A staple element of many European, Asian, African and Middle Eastern culinary traditions, pickled and fermented ingredients are just now starting to make their way into a wide range of restaurants nationwide. From accoutrements to integration in cocktail programs, pickling has become all the rage for U.S. chefs and mixologists alike, with many restaurants choosing to initiate house-made pickling programs as well as experimenting with unique vinegars and nontraditional pickling ingredients with which to work with.
Below, we explore restaurants in three major cities that are spearheading this trend.
Within Boston's vibrant culinary scene, pickled and fermented foods have made their way center stage. Local favorite Blue Dragon gastropub has been ahead of this emerging trend for a while now, serving up a number of pickled ingredients on its menu since it first opened in 2013. Dishes such as soy pickled deviled eggs, alongside a variety of banh mi sandwiches each topped with a variety of pickled veggies are amongst the top offerings of the restaurant.
From red onions to green apples, The Gallows features a number of interesting pickled ingredients in its culinary problem. Yet the team there take it a step further by bringing pickled vegetables into their mixology program as well. With a broad range of cocktails, their brunch Smokin' Rooster cocktail, a mezcal based bloody mary garnished with pickled green beans, is perhaps the most interesting.

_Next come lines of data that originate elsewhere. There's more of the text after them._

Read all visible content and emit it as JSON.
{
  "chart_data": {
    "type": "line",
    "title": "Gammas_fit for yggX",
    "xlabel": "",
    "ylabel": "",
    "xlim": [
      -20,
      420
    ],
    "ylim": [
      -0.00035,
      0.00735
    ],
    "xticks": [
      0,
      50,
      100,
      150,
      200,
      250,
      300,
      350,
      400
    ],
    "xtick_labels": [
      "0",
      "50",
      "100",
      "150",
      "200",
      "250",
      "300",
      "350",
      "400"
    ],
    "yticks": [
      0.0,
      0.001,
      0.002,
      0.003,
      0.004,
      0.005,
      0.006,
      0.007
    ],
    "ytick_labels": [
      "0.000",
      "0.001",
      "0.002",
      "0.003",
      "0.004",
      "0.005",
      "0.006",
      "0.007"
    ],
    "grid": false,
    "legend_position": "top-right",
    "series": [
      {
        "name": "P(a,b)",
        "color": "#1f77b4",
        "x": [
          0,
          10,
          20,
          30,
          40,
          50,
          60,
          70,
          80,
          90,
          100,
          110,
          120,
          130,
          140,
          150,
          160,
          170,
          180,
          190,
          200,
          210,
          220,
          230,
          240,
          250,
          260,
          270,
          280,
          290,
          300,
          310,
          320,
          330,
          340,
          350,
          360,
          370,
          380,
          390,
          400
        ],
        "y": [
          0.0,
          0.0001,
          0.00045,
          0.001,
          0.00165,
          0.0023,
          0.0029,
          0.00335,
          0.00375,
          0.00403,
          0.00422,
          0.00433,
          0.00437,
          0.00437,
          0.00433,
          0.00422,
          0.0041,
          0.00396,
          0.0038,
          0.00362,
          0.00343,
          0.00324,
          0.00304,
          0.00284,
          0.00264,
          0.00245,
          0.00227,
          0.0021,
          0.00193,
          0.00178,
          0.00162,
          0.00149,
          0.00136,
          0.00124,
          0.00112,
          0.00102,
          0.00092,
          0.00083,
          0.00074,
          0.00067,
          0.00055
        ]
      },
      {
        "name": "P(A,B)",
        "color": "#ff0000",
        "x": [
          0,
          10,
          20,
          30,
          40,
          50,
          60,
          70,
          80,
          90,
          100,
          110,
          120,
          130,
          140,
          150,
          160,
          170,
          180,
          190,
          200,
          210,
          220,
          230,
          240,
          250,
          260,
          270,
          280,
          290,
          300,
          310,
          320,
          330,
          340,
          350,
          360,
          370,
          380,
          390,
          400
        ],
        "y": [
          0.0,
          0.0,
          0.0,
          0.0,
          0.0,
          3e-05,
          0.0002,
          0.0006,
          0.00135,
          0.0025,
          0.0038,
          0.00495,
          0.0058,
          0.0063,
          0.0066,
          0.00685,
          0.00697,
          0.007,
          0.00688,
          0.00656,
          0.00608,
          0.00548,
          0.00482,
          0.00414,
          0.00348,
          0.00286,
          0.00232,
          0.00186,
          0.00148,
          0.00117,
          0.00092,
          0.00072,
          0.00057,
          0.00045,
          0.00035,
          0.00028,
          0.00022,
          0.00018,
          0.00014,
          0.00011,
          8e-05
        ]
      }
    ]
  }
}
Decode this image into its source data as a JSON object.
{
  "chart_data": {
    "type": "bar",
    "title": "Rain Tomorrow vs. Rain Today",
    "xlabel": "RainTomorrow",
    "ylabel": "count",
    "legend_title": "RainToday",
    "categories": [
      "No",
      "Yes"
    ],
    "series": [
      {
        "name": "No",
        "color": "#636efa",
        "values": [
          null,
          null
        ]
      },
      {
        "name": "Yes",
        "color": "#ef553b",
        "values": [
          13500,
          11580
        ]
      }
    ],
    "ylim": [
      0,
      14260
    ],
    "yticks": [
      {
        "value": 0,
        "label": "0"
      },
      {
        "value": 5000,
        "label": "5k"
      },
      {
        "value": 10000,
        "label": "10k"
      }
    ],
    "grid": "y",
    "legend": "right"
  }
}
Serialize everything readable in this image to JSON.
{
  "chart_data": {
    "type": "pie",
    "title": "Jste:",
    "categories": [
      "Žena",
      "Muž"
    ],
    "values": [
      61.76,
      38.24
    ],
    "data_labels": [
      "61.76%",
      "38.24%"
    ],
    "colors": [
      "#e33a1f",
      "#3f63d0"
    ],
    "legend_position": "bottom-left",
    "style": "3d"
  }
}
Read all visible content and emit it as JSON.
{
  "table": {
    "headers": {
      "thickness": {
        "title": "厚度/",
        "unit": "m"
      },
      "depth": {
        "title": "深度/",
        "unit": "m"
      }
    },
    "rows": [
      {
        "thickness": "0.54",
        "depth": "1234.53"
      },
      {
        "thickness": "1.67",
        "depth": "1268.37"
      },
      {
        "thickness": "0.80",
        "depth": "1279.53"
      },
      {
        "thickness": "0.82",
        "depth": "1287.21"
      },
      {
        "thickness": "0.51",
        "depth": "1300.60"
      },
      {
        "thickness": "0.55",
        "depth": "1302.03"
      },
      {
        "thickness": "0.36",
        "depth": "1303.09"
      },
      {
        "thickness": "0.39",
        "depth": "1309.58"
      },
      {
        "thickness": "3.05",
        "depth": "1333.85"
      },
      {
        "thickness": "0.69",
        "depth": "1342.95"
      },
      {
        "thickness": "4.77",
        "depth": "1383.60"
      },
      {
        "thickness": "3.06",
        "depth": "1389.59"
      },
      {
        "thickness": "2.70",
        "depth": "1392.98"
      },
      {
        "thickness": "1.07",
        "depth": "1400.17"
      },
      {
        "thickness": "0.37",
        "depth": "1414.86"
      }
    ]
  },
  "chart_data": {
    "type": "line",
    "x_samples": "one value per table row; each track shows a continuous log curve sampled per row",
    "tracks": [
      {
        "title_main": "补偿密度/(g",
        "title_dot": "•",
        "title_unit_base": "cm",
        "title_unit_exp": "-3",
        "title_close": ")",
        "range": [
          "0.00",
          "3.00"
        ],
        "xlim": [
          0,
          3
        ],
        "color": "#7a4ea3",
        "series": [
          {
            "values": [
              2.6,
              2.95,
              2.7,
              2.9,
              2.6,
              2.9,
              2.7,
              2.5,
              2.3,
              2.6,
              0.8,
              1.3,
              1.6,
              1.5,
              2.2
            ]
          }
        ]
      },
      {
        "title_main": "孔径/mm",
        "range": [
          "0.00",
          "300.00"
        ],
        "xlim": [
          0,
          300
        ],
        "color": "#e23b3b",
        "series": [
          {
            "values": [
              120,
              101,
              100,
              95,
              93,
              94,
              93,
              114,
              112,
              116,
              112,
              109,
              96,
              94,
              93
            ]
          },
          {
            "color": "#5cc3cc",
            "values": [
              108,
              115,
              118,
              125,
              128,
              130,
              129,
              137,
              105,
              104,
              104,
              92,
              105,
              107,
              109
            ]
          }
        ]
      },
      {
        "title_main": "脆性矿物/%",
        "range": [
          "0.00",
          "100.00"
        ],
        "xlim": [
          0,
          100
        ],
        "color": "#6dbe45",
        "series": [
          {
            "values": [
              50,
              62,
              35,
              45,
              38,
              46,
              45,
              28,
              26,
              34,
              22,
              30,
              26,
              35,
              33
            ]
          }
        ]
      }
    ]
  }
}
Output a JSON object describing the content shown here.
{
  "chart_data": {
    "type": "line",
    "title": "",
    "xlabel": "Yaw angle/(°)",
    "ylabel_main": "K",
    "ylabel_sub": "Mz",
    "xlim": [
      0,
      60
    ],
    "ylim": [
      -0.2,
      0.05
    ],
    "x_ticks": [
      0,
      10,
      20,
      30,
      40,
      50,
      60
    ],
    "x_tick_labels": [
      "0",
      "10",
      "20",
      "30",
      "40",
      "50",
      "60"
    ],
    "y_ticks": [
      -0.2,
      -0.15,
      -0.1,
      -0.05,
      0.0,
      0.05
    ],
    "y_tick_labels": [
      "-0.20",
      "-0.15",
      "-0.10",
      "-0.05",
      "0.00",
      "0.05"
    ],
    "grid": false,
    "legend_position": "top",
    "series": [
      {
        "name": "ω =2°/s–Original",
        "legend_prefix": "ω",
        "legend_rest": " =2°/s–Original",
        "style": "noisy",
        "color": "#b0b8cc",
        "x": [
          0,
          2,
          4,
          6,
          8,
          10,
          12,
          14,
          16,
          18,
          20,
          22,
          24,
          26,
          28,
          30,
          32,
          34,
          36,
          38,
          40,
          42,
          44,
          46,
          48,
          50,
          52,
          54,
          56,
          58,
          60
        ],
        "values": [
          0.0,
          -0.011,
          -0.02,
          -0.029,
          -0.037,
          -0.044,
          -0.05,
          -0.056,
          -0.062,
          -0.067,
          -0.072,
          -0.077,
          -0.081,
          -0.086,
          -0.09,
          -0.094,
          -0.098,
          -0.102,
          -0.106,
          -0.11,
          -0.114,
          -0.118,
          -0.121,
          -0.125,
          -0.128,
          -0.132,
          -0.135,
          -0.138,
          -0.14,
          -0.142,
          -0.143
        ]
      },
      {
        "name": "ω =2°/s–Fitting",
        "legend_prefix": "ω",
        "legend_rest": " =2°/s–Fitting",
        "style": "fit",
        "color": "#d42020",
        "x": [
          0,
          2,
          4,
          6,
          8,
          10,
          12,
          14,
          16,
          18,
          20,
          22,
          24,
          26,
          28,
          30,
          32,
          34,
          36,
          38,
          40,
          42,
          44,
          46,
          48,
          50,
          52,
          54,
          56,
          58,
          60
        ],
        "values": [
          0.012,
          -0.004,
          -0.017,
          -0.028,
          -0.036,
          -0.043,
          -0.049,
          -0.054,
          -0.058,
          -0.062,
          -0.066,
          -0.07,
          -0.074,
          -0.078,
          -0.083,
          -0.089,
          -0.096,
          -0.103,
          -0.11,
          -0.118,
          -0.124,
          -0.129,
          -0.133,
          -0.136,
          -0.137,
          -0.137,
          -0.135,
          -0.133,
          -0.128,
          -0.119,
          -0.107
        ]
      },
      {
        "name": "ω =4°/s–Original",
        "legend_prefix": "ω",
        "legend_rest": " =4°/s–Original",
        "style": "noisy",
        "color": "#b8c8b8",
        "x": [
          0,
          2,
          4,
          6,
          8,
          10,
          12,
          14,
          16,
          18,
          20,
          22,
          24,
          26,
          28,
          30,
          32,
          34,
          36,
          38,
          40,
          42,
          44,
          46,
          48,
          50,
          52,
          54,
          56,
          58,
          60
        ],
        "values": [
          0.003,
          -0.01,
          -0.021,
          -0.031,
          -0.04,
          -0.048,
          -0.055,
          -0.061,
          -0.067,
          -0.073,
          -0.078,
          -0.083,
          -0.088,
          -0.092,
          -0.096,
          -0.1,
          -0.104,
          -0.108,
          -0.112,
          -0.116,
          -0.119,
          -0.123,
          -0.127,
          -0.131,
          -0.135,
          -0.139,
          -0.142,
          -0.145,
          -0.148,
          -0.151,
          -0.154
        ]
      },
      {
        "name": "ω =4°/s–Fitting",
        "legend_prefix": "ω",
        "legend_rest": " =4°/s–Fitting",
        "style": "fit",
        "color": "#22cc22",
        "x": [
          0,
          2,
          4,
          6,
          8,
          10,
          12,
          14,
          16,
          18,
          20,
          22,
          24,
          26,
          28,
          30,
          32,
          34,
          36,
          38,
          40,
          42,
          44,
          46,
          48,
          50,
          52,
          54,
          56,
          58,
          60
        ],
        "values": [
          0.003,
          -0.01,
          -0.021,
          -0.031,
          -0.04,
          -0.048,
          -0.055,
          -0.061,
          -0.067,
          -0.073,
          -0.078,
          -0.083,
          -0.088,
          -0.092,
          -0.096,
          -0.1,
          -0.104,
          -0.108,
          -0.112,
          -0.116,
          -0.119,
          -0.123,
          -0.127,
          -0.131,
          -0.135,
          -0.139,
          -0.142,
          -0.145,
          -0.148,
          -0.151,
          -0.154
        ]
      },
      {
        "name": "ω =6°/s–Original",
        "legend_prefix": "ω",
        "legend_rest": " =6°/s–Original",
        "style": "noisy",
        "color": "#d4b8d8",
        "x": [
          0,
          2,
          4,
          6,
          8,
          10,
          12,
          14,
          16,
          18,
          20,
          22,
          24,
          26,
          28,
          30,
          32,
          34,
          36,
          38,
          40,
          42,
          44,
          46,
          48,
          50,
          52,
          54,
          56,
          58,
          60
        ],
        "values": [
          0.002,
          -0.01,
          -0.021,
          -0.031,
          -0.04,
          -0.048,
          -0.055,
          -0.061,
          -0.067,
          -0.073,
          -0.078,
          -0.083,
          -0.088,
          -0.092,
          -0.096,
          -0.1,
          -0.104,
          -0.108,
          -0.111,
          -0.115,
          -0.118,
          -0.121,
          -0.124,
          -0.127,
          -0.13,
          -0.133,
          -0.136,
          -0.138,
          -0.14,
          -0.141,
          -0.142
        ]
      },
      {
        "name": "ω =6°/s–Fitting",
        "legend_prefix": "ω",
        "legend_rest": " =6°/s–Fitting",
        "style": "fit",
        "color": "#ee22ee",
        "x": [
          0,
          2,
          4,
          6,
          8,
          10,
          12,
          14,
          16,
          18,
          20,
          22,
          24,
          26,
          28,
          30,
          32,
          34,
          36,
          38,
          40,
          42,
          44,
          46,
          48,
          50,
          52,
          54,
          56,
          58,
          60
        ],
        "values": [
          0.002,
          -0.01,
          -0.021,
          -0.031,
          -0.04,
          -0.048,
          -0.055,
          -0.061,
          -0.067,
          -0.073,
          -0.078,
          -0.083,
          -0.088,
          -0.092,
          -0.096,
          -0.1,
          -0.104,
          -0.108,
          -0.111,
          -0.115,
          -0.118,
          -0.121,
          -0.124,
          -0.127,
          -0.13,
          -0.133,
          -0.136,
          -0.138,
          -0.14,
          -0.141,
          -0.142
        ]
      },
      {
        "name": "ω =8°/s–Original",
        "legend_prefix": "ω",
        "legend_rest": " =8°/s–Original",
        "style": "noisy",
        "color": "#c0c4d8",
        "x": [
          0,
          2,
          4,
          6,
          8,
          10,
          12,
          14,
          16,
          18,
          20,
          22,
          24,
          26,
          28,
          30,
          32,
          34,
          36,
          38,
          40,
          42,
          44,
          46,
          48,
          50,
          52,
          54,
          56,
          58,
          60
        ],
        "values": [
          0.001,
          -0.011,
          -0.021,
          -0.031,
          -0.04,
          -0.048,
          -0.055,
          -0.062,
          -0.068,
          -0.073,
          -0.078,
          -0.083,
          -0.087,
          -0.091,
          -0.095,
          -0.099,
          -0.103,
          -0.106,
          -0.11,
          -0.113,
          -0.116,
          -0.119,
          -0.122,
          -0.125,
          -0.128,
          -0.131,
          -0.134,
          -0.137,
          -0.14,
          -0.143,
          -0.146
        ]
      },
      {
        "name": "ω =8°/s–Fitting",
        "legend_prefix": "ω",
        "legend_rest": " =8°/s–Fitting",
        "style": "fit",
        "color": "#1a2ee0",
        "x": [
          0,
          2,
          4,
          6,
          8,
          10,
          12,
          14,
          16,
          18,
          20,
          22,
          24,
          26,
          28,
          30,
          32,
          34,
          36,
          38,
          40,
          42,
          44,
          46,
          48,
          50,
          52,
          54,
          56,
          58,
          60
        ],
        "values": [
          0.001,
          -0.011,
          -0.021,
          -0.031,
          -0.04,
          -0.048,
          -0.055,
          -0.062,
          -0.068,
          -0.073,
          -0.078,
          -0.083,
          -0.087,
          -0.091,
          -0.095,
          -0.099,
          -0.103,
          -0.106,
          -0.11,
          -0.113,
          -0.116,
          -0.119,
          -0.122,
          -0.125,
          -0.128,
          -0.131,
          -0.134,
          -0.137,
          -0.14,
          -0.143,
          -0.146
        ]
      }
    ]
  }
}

Owner of Cambridge burger restaurant FOUR Burgers, Michael Bissanti offers a number of pickled accompaniments with his burgers and hot dogs, yet this was not enough. Looking to experiment even further with pickling, Bissanti opened The Brine Lab, where he jars his own pickles such as carrots, jalapenos, and other custom brines that are available for purchase both inside FOUR Burgers as well as wholesale for others who wish to incorporate his pickles into their culinary programs.
The Brooklyn culinary scene is amongst the most cutting edge in the nation so it is little surprise that a number of restaurants in the city are incorporating pickled and fermented foods into their culinary programs. And these restaurants don't have to search far to find locally produced, artisanally made pickles. Operations such as Brooklyn Brine Co., Wheelhouse Pickles, and the Brooklyn Standard Deli are each operating out of the city, selling their unique, homemade pickles to a number of restaurants as well as individual consumers.
In addition to culinary programs, a number of retail outlets and markets are also starting to sell these artisanally made pickle jars. Clinton Hill Pickles has been locally referred to as a pickle mecca for its wide range of unique pickles, such as pineapples, green beans, mangoes, beets, eggplant, and stuffed olives.
In the Bay Area, pickles are making their way through a number of local restaurants and beverage programs. The Alembic uses pickles as toppings for a number of its dishes, such as the jerk spiced duck hearts, topped with pickled pineapple, as well as the chicken liver mousse, served on top of crostini and pickled red onions. In addition to toppings, The Alembic also serves up pickled entrees, such as the pickled deviled eggs offered at brunch.
At the Hungarian inspired Bar Tartine, chef Nick Balla loves pickles so much he offers them in a flight. And while pickling inherently allows for the pickled ingredients to be used year round, Balla's pickling program still looks to feature a variety of seasonal veggies that are constantly changing. From tumeric carrots and green tomatoes to mushrooms and parsnips, the hyper-seasonal pickling program at Bar Tartine is unparalleled.
The Boxing Room, a Louisiana inspired restaurant, offers a number of always changing vegetables in its pickling program. Ingredients pickled and served thus far include pickled green tomatoes, cayenne peppers, watermelon rind, okra and beets, to name a few.
San Francisco based Chef Douglas Monsalud, of the recently shuttered Kitchenette SF, as well as Heart art and wine bar, and LRE (Living Room Events) identifies his own pickle obsession as drawing inspiration from celebrated food writer Michael Pollan, alongside a growing interest in the health benefits of both pickled and fermented food stuffs.
Monsalud explained in an SF Gate article why he believes there is a sudden interest in pickles amongst both chefs and consumers alike "First, they [pickles] are delicious. Second, because it is a preserving method, they are a great way to return to a taste of season past."
In the same article, Monsalud furthered, "In general, there is a return to an old world, artisanal, DIY, peasant sensibility which we love."
As the pickling and fermented foods trend continues to grow in popularity, there comes more room for chefs to experiment with nontraditional ingredients and pickling bases. So will chefs nationwide work to continue elevating this trend? It seems highly likely. It is now just a matter of trial and tribulations for chefs who are deciding what they can pickle from within their own restaurants, and consumers reap the benefits.